#unix   #command-line

There is no Undo in Unix rm Command

February 27, 2022

And that’s the way I like it!

$ rm only-copy-of-my-thesis.doc

and flush, it’s gone. Gone forever. There is no way of getting it back. Not from the trash, not from the disk. Technically, and this is the bitter beauty of it, all this bits which make up your so important , now lost, master piece are still there.

In theory you could walk down and debug the filesystem to recover the deleted index reference to your file. Scan the inode table in the kernel to track down the fragments of your work. In reality this is really really hard. Like hard hard. To make it worse, your unix is a living breathing thing, dozends and dozends of activites are running in the background. All of this generates disk activity and every next write system call could wipe out your genious bits. Your rm command just did an unlink system call. Means the system just throws away the reference where to find it. The files bytes itself are untouched, but its space on disk is declared free. The next process coming along needing some space, voila, gets a free run over and through your intellectual property.

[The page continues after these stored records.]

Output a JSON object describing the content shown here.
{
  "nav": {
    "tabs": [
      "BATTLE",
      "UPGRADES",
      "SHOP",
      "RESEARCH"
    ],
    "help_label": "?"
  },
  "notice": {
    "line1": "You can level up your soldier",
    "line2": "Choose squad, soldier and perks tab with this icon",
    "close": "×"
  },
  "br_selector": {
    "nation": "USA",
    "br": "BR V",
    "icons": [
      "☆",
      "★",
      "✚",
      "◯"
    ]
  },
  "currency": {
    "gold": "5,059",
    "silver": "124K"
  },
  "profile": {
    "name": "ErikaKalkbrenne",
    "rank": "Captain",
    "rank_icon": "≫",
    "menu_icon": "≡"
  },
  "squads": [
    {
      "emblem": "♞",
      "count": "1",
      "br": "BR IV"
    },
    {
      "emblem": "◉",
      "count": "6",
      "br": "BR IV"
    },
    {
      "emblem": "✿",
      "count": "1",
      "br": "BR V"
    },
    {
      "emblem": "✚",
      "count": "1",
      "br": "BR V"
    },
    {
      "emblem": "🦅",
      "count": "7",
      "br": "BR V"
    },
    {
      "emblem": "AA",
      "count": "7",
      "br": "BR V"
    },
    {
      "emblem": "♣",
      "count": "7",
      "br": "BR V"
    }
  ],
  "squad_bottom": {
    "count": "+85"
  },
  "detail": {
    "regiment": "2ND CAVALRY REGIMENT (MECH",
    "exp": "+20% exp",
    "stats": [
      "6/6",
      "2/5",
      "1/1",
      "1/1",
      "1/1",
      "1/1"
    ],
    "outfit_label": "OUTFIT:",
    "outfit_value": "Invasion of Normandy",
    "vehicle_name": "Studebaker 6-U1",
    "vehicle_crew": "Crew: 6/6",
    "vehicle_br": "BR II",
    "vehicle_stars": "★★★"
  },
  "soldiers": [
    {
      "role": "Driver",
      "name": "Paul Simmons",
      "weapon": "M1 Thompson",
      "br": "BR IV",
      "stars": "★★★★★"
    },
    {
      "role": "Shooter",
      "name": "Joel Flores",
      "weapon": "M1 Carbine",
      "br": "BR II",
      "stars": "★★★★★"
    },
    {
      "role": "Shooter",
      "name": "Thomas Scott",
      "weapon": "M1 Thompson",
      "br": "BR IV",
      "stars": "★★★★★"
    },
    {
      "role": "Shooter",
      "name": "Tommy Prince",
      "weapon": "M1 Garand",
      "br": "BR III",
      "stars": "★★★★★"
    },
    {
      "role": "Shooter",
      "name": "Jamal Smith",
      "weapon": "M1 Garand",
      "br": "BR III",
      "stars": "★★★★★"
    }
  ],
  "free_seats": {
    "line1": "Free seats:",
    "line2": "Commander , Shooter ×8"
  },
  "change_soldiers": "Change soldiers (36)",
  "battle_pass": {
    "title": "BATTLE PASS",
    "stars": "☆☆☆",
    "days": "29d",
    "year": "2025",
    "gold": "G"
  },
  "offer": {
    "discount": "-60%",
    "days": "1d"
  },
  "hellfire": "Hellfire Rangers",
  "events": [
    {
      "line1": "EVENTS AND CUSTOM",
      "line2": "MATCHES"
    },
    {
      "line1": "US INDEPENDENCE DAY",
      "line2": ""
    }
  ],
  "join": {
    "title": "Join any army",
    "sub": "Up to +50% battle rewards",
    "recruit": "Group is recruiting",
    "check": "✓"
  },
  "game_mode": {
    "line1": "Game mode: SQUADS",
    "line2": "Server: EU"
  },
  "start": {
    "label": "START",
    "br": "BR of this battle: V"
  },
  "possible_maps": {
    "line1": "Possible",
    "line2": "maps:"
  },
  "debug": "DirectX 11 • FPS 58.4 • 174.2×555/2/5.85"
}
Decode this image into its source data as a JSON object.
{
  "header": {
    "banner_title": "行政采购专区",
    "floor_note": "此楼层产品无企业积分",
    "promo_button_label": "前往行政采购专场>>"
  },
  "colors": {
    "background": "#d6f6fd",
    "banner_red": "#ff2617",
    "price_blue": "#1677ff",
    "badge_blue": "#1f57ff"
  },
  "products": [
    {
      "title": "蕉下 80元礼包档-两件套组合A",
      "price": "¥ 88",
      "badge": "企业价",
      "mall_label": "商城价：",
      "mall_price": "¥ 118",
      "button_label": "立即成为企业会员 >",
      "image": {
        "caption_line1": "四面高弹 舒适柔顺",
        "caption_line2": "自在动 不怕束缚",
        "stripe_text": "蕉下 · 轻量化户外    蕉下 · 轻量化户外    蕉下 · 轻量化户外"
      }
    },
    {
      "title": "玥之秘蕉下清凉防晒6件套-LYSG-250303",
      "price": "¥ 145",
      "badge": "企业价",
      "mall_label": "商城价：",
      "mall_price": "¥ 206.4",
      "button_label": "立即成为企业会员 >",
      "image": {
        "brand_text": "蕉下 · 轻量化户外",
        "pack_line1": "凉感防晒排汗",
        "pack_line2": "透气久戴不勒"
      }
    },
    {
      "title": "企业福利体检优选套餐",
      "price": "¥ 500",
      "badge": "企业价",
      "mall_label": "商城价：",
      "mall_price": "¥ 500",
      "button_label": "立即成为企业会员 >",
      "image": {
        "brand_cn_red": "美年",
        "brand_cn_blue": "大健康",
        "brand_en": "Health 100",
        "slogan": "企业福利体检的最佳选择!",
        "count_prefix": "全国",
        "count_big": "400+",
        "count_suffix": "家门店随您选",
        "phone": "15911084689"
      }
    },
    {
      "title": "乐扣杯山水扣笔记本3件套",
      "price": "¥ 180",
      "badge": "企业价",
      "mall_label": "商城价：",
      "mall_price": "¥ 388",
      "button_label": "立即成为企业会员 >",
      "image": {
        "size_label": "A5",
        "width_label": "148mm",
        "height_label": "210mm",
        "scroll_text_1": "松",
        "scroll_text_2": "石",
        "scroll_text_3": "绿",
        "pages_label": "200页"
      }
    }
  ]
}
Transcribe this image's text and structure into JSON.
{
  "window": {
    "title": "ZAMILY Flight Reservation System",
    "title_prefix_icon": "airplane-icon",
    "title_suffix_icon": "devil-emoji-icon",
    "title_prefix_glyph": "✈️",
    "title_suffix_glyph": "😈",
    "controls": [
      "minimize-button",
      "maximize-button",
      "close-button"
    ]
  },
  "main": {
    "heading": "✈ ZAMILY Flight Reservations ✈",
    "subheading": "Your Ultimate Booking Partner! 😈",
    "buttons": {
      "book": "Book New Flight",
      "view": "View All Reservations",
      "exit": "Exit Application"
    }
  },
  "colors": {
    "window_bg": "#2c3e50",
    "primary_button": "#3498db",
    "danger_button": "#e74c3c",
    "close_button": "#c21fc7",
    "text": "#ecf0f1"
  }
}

You can plug the power cord to stop all process activites and hope the filesystem survices the crash. This would at least stop all programms from writing over your data. Only problem then, you also can’t access the disk anymore. Need to bring it up in read only mode on your system or on another machine. And still, this doesn’t make it any easier to actully debug the filesystem to recover the lost inodes.

Isn’t this beauty in perfection? How the [wise gods of operating systems] have made you think hard and twice before you remove anything? In an age better and long before GTA and Marie Kondo.

So here is what I build myseld, a cowards esacpe. I use it sometimes when not decided enough go straight for the kill. My little gm alias, like garbage move,

alias gm='move-to-trash'

move-to-trash ()
{ 
    if [ "$1"x = "x" ]; then
        echo "usage: $FUNCNAME <path> [ <more paths> ]";
        return;
    fi;
    d=$(dirname "$1");
    d="${d}/.trash";
    if [ ! -d "$d" ]; then
        mkdir "$d";
    fi;
    export log="$HOME/.gc_log";
    echo " -- $(date) : $(pwd)" >> "$log";
    echo "    $*" >> "$log";
    mv "$@" "$d"
}

I do not claim any quality of the shell coding here. This is old, very old. I do not think shell function, bash functions, zsh functions? are to be coded that whay any longer, but it worked for me. May it be inspirational at best.

Once in while I walk down and review its log file. Trip down the memory lane then, of stuff I moved out of site. Most often then, at that point, I am ready to clean-up, remove them for real. But also, once in a while, I see something I forgot about, and pick it up, again. Nice.